Ordered spacing of pluripotency transcription factors, binding to the HERV-H 5^′ LTR in human ES cells. (A) Association strength (F score) of NANOG, OCT4 and SOX2 binding sites with the 50 most highly expressed HERV-H proviruses (accounting for 80% of total HERV-H expression), as a function of distance from the HERV-H transcription start site (TSS). Maxima in F score indicate the distance of greatest association. (B) Average distance of NANOG (red), OCT4 (blue) and SOX2 (green) to HERV-H TSS is shown schematically. As expected from a uniform distribution model, the average distance is half of the distance between maximal association and TSS. (C) Chromosome Projection Mandala combining NANOG, OCT4 and SOX2 with respect to 50 HERV-H proviruses.
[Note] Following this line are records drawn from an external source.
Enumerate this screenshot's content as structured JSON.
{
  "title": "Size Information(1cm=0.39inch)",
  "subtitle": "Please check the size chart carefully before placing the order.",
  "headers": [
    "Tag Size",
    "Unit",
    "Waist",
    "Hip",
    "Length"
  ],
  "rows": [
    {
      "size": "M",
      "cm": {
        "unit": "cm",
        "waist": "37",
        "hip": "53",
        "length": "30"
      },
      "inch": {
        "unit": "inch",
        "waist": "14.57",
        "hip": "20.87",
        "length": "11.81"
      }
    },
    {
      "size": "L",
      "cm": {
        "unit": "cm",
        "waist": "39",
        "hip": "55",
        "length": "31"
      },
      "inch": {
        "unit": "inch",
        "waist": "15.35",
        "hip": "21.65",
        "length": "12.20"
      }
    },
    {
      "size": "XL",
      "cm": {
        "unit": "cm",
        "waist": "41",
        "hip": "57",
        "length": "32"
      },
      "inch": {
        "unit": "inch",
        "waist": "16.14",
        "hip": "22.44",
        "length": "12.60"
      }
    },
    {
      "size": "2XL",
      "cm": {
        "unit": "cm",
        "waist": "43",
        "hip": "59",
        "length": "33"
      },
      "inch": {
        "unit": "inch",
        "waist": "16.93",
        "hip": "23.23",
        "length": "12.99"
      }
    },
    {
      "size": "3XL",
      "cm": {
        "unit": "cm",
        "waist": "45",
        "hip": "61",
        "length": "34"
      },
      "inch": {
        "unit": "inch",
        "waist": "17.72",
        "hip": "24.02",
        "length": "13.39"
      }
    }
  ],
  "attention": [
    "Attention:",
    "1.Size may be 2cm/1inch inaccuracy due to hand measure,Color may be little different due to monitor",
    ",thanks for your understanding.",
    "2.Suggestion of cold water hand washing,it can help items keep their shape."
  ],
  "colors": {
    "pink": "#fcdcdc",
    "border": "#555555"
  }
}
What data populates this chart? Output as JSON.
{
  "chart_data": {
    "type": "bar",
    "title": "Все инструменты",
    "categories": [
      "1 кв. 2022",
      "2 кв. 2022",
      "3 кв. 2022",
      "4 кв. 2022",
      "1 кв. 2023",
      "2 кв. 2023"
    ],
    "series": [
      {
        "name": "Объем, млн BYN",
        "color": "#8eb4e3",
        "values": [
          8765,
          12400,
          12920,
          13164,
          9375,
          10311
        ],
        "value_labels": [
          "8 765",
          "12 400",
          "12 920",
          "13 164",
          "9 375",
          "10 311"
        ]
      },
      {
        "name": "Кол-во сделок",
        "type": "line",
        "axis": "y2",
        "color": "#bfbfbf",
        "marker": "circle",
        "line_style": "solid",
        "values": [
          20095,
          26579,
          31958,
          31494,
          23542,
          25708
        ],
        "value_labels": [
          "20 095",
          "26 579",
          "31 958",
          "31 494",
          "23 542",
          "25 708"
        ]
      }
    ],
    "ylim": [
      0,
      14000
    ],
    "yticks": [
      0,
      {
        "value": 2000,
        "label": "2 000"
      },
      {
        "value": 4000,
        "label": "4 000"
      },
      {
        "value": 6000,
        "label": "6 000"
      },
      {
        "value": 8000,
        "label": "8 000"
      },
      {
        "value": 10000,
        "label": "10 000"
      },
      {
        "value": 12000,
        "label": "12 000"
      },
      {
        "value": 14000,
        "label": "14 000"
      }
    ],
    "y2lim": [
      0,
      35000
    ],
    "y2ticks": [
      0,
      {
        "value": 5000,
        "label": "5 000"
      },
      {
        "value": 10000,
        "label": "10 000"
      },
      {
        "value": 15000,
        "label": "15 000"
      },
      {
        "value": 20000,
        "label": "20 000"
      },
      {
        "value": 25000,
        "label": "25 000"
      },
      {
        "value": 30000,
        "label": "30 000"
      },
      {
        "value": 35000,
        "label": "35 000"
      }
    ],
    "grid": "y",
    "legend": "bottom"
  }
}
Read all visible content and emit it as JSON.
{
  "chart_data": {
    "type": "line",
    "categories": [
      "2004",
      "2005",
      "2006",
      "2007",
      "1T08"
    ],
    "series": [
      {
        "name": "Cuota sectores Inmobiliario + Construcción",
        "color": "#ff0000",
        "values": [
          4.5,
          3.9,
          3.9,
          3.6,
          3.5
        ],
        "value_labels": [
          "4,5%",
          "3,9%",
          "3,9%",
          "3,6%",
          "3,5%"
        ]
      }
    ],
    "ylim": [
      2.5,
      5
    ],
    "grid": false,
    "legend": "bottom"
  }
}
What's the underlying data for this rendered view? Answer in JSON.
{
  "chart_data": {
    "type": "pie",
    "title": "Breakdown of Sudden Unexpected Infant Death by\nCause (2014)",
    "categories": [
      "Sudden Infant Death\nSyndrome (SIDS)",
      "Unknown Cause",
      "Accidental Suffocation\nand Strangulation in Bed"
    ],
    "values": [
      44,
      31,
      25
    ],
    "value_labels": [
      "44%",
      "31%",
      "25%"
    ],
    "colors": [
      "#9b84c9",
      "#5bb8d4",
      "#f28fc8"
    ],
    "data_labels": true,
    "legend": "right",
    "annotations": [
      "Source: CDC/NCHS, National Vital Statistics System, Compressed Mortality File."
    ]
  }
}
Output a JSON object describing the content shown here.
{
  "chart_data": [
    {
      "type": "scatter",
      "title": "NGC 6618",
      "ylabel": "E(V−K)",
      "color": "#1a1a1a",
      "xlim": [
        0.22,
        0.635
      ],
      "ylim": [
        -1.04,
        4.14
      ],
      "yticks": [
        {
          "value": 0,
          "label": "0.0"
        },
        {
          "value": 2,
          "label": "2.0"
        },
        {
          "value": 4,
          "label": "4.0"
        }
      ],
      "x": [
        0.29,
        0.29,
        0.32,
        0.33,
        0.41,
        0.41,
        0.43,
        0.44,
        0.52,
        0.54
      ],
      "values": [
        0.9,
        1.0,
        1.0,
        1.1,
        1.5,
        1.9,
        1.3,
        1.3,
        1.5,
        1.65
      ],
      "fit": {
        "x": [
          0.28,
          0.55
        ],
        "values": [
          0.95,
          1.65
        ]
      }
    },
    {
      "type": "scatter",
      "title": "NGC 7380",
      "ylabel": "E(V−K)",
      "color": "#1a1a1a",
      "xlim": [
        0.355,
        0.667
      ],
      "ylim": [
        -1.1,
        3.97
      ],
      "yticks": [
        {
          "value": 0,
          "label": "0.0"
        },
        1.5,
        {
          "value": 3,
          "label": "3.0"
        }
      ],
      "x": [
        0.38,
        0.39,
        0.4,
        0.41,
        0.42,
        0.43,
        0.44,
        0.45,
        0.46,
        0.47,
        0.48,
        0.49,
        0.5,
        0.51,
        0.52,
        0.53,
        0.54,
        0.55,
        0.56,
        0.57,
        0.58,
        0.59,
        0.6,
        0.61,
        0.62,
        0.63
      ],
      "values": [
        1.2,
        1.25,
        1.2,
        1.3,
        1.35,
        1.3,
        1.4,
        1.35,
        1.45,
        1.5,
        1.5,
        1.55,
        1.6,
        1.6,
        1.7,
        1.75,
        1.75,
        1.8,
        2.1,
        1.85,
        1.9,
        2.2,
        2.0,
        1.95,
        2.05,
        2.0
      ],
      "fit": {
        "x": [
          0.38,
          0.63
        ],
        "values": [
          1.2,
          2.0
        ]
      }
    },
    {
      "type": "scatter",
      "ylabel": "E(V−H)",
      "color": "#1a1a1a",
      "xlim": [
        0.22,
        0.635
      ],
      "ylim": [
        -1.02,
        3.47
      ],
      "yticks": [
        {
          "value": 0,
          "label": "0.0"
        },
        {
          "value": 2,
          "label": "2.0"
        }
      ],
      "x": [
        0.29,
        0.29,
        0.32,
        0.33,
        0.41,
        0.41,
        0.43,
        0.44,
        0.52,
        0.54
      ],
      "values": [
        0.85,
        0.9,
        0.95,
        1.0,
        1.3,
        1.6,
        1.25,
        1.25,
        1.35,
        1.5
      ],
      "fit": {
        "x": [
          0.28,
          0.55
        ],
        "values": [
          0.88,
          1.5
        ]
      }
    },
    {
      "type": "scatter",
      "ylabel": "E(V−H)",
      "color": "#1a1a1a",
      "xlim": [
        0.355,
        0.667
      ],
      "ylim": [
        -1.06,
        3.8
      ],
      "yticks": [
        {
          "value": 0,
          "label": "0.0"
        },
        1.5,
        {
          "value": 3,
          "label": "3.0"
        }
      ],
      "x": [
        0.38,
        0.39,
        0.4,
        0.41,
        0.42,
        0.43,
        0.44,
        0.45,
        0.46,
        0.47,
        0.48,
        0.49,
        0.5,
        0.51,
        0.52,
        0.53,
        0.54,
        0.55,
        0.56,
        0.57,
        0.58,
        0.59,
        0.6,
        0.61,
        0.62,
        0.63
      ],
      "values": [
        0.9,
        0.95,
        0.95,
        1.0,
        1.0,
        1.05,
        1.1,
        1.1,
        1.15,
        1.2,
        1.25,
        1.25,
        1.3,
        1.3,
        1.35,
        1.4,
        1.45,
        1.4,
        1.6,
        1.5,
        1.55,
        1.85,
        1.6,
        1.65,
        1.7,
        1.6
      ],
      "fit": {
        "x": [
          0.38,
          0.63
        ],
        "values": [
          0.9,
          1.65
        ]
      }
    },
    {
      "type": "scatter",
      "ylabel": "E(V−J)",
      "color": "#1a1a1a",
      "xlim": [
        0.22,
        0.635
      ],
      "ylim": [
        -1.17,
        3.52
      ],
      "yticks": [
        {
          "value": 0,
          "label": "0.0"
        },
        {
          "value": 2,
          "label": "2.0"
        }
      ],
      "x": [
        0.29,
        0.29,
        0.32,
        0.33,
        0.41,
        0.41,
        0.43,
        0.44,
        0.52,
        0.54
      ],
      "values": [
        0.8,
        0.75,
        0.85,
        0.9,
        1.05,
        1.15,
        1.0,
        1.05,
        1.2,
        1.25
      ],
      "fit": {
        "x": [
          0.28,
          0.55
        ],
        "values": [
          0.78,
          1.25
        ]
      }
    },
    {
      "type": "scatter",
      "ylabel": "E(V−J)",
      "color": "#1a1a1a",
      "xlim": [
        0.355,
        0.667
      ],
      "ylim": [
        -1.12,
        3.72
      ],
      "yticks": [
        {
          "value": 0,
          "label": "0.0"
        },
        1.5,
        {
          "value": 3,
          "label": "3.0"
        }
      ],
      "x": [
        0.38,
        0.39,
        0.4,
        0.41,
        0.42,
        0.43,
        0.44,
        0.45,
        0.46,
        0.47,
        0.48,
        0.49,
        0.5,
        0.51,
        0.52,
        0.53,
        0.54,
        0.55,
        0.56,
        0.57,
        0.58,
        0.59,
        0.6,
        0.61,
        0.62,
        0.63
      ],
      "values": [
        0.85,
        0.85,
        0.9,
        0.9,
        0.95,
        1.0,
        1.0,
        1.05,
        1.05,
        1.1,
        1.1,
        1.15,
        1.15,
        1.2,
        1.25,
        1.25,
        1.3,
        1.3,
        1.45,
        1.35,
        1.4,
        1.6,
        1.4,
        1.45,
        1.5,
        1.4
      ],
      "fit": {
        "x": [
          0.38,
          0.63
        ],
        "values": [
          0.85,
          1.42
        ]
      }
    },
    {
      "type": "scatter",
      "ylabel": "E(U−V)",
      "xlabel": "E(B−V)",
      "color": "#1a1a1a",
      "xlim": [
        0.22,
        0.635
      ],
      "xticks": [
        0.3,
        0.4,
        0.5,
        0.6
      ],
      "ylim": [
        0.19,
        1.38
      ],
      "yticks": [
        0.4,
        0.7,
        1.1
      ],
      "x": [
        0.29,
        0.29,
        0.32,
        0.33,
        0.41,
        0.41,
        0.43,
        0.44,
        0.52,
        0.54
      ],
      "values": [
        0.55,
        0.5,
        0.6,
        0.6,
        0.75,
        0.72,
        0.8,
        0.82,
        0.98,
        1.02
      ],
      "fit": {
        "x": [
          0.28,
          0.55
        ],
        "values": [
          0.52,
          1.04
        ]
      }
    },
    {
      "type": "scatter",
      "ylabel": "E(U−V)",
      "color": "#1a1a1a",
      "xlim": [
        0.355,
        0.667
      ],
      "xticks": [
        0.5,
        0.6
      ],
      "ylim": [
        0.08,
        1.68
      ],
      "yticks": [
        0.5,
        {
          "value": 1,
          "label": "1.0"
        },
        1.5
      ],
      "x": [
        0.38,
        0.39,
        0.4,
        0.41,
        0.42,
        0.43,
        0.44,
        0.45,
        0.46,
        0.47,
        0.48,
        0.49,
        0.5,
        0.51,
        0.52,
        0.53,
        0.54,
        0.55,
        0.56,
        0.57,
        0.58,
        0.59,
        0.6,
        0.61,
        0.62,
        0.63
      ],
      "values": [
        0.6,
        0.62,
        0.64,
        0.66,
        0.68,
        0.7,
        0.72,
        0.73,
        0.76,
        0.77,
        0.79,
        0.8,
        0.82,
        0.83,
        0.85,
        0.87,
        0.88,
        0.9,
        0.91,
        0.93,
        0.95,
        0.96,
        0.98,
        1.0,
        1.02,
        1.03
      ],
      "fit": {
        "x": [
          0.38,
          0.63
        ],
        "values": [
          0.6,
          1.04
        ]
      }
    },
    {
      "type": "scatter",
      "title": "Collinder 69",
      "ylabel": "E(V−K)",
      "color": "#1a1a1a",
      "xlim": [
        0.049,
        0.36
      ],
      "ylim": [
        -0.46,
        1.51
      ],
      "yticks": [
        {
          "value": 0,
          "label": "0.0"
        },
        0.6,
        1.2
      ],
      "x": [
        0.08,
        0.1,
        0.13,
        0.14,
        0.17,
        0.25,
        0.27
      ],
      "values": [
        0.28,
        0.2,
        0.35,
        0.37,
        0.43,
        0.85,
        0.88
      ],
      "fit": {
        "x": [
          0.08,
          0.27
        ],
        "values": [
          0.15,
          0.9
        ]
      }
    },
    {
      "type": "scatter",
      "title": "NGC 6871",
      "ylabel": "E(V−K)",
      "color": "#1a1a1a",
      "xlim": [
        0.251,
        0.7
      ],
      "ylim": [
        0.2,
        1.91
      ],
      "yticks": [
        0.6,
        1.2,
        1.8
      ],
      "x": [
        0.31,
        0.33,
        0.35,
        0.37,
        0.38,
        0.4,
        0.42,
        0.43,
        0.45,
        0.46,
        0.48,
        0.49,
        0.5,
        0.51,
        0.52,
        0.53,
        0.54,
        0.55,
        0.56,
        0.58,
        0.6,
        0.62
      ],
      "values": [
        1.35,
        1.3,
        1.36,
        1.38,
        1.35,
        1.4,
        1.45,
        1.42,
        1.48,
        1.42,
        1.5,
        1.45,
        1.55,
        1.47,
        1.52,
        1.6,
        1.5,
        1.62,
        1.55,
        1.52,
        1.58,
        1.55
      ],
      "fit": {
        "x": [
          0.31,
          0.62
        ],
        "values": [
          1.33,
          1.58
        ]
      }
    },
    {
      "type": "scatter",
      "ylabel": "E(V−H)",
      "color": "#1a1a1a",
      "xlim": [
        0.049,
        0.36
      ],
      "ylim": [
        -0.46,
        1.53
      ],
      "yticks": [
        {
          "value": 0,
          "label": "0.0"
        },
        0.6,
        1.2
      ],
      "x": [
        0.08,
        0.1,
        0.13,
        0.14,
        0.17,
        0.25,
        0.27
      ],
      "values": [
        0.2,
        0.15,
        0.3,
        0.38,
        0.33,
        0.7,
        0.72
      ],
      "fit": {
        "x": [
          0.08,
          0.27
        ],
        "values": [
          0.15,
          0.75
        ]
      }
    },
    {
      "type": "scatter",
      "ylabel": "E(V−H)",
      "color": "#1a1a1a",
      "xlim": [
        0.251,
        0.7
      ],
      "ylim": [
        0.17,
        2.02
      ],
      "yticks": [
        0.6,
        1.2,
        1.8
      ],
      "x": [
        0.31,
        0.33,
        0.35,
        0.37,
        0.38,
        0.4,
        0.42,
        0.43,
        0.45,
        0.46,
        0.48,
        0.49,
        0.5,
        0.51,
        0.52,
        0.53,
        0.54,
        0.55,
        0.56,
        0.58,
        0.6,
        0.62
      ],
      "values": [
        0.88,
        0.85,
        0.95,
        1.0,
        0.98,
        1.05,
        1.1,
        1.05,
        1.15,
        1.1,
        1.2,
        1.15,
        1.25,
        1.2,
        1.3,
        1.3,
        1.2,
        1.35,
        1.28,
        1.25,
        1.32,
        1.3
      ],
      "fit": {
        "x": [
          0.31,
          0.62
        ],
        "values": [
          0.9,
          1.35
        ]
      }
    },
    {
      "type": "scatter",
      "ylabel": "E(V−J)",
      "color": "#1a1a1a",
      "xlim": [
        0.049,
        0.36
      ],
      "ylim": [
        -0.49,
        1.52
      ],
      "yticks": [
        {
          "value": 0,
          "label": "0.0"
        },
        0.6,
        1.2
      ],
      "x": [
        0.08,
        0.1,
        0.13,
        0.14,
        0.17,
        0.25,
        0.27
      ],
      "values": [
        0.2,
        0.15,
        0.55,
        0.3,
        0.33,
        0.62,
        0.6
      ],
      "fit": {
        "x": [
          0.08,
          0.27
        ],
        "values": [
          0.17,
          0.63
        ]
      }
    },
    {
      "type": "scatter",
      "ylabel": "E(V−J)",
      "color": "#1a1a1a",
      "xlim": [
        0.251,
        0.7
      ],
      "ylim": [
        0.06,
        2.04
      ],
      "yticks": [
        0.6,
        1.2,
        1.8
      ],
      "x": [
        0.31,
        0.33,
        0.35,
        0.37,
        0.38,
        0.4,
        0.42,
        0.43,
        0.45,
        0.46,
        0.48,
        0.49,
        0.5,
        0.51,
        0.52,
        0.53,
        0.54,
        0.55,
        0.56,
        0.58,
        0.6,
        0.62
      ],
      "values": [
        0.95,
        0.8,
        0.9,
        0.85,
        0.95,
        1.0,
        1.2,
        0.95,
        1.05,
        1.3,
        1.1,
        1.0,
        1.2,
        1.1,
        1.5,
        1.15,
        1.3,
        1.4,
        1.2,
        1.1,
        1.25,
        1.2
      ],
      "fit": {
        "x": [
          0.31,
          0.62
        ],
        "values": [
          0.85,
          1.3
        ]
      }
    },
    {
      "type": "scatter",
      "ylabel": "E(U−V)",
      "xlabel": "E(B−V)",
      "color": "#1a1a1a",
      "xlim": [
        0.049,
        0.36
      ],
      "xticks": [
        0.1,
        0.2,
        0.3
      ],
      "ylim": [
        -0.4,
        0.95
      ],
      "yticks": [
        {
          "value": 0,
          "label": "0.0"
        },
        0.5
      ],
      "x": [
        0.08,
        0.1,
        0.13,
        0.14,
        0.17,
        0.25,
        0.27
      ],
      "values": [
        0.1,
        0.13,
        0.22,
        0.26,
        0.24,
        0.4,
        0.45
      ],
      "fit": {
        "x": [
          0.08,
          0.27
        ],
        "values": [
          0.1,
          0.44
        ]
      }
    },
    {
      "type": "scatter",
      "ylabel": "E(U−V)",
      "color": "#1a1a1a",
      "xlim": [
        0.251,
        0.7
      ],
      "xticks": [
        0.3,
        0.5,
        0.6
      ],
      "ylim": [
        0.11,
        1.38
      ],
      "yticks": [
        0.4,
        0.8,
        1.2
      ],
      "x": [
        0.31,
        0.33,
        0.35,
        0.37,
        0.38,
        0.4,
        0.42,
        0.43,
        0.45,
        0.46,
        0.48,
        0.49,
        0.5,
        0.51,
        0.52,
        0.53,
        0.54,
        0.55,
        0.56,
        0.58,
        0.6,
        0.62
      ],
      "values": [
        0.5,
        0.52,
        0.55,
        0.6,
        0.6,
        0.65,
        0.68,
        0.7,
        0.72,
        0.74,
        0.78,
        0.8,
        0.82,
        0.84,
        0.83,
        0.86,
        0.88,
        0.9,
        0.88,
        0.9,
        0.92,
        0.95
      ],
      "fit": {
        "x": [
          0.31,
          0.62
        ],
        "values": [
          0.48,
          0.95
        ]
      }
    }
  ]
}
The three embryonic transcription factors bind with the same order (NANOG-OCT4-SOX2) to the promoter region of the most expressed HERV-Hs.

Figure 12

(A) Chromosome projection mandala depicting the association between NANOG and expressed LINEs in human ES cells. Only one LINE (large blue dot on chromosome 13) was expressed to high level in these cells. (B) The genomic region around the LINE on chromosome 13 is shown with the UCSC Genome Browser, where the linear chromosome is mapped on the horizontal axis. The position of the adjacent HERV-H and HERV-L proviruses is shown. Four biological replicates confirm HERV-H and LINE expression in human ES cells while no expression was detected in K562 cells (only one of the 4 replicates is shown). The direction of transcription was determined by strand-specific sequencing [33]. NANOG bound to both LTRs (represented with black squares along the LTR row) in the adjacent HERV-H. The adjacent HERV-L was not transcribed.